Let C0 be the cylinder, M1 the Mobius band (a cylinder with 1 twist), and C2 a cylinder with 2 twists (each embedded in R3).
Although C0 and C2 are diffeomorphic, intuitively one should think that C2 is a better choice for the oriented double-cover of M1, as it should preserve the notion of the "twisting" of M1. Clearly C0 is diffeomorphic to C2, but the two are not ambient isotopic within R3.
How specifically can we state "C2 is the better choice for the oriented double-cover of M1, as opposed to C0"? Is there an intrinsic way of doing so? Is there some way to phrase this in terms of cobordism?
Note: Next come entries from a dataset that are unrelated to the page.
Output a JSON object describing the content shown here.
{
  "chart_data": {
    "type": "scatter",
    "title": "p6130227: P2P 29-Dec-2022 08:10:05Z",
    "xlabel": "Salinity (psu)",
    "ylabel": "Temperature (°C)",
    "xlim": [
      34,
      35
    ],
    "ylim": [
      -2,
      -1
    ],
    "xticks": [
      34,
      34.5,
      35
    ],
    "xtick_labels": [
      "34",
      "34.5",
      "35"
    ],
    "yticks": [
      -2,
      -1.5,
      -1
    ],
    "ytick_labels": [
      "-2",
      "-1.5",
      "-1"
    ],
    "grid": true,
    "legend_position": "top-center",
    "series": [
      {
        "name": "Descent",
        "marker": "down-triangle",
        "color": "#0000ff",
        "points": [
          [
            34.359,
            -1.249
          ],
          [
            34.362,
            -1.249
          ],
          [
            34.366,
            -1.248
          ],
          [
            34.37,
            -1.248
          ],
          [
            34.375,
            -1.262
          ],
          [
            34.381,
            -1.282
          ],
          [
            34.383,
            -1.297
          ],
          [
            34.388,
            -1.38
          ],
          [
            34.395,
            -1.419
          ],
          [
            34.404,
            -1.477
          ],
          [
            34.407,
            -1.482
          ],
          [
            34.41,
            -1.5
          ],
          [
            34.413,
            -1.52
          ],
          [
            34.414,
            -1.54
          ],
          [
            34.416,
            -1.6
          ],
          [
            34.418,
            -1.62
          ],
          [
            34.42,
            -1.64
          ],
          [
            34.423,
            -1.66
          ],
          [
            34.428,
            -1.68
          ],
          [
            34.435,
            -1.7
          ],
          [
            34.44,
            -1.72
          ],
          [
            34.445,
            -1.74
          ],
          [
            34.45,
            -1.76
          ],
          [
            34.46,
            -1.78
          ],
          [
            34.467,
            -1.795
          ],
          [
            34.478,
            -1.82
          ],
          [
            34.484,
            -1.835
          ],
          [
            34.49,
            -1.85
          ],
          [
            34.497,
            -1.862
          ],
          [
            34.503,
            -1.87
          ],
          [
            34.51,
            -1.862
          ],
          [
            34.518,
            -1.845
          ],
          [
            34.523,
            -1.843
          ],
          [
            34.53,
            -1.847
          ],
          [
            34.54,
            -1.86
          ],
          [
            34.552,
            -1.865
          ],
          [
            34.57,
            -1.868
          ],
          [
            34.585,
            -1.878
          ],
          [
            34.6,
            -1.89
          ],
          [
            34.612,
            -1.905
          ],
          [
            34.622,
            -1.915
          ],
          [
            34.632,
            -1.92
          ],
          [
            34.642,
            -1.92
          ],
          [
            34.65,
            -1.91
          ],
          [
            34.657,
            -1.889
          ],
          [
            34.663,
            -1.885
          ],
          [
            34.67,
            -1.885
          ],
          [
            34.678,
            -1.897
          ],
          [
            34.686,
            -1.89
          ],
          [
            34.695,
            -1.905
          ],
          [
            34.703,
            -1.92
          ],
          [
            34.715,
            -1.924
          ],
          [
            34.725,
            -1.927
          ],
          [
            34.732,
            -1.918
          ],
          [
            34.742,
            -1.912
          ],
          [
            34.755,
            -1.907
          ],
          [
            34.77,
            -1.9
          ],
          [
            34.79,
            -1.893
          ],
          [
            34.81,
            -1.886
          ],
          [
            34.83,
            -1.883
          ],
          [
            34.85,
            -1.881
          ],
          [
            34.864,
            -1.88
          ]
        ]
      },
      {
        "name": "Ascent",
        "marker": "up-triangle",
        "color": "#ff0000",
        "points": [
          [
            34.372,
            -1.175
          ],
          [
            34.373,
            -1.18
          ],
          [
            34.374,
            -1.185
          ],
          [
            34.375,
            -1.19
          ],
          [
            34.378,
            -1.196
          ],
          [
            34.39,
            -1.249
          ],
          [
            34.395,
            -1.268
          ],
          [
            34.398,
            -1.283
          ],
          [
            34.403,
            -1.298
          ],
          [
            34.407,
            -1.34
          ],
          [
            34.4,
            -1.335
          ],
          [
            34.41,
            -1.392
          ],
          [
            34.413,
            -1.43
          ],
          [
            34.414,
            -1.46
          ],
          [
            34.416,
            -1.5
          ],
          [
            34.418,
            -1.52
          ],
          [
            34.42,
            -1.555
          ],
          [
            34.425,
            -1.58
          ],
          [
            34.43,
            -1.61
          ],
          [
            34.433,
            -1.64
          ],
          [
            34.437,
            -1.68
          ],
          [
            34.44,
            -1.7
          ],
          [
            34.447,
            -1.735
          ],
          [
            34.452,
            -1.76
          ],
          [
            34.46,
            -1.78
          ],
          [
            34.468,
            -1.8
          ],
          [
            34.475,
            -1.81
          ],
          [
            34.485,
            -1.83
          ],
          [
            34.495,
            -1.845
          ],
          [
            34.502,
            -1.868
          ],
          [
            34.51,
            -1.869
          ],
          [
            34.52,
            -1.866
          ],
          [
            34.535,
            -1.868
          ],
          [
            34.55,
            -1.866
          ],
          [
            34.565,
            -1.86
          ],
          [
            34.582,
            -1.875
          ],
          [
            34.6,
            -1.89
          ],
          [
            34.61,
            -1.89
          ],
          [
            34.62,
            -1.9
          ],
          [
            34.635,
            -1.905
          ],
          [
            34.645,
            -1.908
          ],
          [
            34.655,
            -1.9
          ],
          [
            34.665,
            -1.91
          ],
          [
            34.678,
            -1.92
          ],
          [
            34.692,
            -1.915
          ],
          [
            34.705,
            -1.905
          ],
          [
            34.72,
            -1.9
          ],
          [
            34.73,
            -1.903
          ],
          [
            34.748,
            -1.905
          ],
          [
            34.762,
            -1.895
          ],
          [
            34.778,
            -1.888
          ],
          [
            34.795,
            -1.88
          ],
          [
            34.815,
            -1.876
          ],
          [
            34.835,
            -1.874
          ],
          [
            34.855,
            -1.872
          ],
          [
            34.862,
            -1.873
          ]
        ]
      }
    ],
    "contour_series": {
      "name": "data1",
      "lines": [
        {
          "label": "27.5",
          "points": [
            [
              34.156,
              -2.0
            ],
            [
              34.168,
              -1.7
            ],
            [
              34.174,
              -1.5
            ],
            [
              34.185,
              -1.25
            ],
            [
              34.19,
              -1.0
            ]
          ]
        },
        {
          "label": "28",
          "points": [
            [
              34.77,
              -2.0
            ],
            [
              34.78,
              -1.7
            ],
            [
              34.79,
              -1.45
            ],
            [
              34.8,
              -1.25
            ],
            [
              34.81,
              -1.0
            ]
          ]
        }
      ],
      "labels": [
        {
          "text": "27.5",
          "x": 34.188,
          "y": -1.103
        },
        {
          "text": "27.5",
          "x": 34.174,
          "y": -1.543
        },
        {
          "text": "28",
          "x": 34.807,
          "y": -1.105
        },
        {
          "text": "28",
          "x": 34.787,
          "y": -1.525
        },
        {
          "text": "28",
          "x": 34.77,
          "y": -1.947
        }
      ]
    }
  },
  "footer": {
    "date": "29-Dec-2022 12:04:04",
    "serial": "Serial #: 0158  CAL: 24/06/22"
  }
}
I don't know whether there's a way to phrase it in terms of (co)bordism, but you might observe that the standard embedding of $C_1$ has a normal bundle; the tubular nhd theorem says that that bundle, too, can be embedded so that that the 0-section is exactly $C_1$. Taking the image of $[-1, 1]$ in each fiber, you get a 3-manifold with boundary; if you take the boundary in the fiber direction, you get an embedding of the double cover. Here's a picture, before and after taking the double-cover (crudely drawn, but it's the best I can do at 5 AM):
Before:
After:
Now you can take that second surface, and claim (or try to claim) that it's ambient isotopic to the twice-twisted cylinder, but not to the untwisted cylinder. Experimenting with a piece of paper confirms this. (The isotopy to the twice-twisted cylinder is easy. To prove there's no isotopy to the untwisted cylinder, look at the linking number between the top and bottom edge of the cylinder. That's invariant under isotopy, but in the untwisted case it's zero, and in the double-twist case, it's two.)